The  Western Australian dispute over the banning of a planned production of Bizet’s Carmen because Act One of the opera (composed in 1875) is staged in a cigarette factory - see previous blogs - has been heating up.

According to reports, the Western Australian government has insisted that Australia’s “Healthway”  health promotion agency - which was  responsible for financing the cancellation of the production -  must withdraw its bribe, which has been causing an international outcry. The performances, it has been decreed, must be allowed to go ahead, even though the state opera company, it seems, was perfectly happy to accept the cash to withdraw them.

The health organisation has agreed to back down, even although it is continuing to claim that the performances could be a bad influence on people’s smoking habits, and - at least for the moment - the opera company has said it is happy to restore Carmen, widely considered the most popular opera ever written, to its schedule.

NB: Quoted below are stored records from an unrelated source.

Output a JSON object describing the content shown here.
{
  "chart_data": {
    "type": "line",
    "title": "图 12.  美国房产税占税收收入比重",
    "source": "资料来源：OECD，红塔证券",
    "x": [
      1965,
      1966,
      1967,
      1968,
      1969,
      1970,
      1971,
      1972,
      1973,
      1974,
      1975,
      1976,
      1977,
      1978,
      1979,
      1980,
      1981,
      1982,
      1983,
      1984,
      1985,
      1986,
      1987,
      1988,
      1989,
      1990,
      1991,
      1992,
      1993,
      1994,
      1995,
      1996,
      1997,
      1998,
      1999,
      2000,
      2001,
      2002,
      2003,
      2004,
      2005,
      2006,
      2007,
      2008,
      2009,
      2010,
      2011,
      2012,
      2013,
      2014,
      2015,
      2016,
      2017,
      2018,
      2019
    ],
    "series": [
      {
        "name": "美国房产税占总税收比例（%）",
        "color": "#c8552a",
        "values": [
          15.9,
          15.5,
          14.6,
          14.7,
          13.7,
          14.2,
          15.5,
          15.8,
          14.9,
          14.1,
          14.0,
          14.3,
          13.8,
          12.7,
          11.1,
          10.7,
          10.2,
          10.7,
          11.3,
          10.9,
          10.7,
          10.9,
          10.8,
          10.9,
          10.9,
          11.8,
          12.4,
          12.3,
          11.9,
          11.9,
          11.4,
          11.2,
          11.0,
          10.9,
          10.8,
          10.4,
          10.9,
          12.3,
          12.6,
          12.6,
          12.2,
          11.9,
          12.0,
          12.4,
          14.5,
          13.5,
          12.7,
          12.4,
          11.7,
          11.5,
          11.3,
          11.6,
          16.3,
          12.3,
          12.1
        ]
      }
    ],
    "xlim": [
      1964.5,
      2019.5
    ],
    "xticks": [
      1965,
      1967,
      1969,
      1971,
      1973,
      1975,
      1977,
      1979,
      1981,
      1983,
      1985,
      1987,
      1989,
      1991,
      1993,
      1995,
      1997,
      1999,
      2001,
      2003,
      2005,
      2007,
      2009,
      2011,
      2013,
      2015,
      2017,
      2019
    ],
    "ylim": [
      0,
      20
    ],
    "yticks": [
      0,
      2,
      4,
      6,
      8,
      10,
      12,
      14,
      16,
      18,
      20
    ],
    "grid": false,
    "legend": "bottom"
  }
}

Meanwhile operatic plans for the Edinburgh Festival - where one of the greatest and costliest productions of Carmen was staged at the King’s Theatre in 1977 with Teresa Berganza and Placido Domingo in the leading roles and Claudio Abbado as conductor - are evidently proceeding smoothly with news of Ivan Fischer’s revolutionary Budapest staging, or semi-staging, of  The Marriage of Figaro, a work whose success in the 1780s was also endangered politically, though perhaps for less trivial reasons.